The workflow handler usually goes in the module containing service implementations. It’s nice to keep your back-end code separate from your view layer and controller (ala the MVC pattern).

Make your workflow handler a Component class so it can be registered properly with OSGi runtime. It requires one Component property, model.class.name, which is the fully qualified class name for class you pass as the type parameter in the class declaration.

In addition to the property, declare the type of service you’re providing in the Component: WorkflowHandler.class.

Workflow handlers extending the BaseWorkflowHandler must override three methods:

getClassName returns the model class’s fully qualified class name (com.my.app.package.model.FooEntity, for example).

getType returns the model resource name (model.resource.com.my.app.package.model.FooEntity, for example).

updateStatus does most of the heavy lifting here. It returns a call to a local service method of the same name (for example, FooEntityLocalService.updateStatus), so the status returned from the workflow back-end can be persisted to the entity table in the database. The updateStatus method needs a user ID, the primary key for the class (for example, fooEntityId), the workflow status, the service context, and the workflow context. The status and the workflow context can be obtained from the workflow back-end. The other parameters can be obtained from the workflow context.

Supporting Workflow in the Service Layer

The service layer must update the status of the entity when it returns from the Workflow Framework. Make an updateStatus method for this purpose, and make sure, at a minimum, to set the status fields again as the Asset comes out of the Workflow Framework, and call the persistence layer’s update method.

After that, provide any additional logic you might want, like checking the status and updating the Asset’s visibility (using the assetEntryLocalService) based on the condition (visible if Approved, not visible is any other status).

Return the entry once you’re through here.

When you send an entity to the workflow framework via the startWorkflowInstance call, it creates an entry in the workflowinstancelink database table. In your service layer’s deletion logic, you must delete the workflow instance links. This delete call ensures there are no orphaned entries in the workflowinstancelinks table.

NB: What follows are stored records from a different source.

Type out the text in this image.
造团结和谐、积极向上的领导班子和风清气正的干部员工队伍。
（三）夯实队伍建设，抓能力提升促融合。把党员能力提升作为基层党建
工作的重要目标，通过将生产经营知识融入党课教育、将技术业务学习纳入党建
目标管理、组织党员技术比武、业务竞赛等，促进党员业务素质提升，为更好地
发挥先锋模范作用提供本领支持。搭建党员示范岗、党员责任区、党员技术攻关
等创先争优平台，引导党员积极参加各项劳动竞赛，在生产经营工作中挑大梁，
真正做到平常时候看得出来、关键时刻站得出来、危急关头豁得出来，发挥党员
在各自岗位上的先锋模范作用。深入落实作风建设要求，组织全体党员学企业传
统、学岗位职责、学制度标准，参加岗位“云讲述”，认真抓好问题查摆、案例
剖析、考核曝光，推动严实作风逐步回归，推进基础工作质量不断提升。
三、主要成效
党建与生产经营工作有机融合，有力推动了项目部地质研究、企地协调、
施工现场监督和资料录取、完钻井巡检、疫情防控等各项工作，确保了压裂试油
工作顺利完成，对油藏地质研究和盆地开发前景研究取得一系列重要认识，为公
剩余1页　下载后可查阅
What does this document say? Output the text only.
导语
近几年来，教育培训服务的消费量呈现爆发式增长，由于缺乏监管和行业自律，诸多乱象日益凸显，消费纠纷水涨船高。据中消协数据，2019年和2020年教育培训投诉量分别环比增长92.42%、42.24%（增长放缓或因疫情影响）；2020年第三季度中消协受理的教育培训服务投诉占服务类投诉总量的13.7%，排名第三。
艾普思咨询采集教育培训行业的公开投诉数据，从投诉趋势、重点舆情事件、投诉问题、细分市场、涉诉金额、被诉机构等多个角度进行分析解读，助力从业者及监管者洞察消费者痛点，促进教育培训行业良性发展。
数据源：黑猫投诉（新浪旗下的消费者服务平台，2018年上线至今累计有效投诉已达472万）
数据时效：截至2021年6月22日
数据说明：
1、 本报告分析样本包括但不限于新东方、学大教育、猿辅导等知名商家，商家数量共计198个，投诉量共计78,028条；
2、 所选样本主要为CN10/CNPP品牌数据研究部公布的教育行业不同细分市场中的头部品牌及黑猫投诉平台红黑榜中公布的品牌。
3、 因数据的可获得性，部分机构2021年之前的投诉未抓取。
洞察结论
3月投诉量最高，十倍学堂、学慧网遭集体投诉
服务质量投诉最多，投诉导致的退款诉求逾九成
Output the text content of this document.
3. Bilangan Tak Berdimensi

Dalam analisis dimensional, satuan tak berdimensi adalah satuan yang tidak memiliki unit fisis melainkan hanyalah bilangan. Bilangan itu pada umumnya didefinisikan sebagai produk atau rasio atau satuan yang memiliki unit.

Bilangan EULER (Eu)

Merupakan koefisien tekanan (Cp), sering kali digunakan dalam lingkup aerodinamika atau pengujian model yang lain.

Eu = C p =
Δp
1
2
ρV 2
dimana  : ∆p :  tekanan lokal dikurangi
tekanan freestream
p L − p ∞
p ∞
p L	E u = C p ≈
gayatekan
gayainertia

To get the WorkflowInstanceLocalService injected into your *LocalServiceBaseImpl so you can call its methods in the LocalServiceImpl, add a reference entity to your entity declaration in service.xml, specifying WorkflowInstancelink.

Updating the User Interface

After you finish all the backend work, update your UI. Some common tasks here include:

  • In any public facing portion of the application (accessible to guest Users), don’t display the entity if the status is anything except Approved. This task requires the creation of an additional finder method that accounts for workflow status, and a corresponding getter to expose it in the service layer.

  • In administrative portions of the application, display the entities, but also display their workflow status. There’s a tag library for this.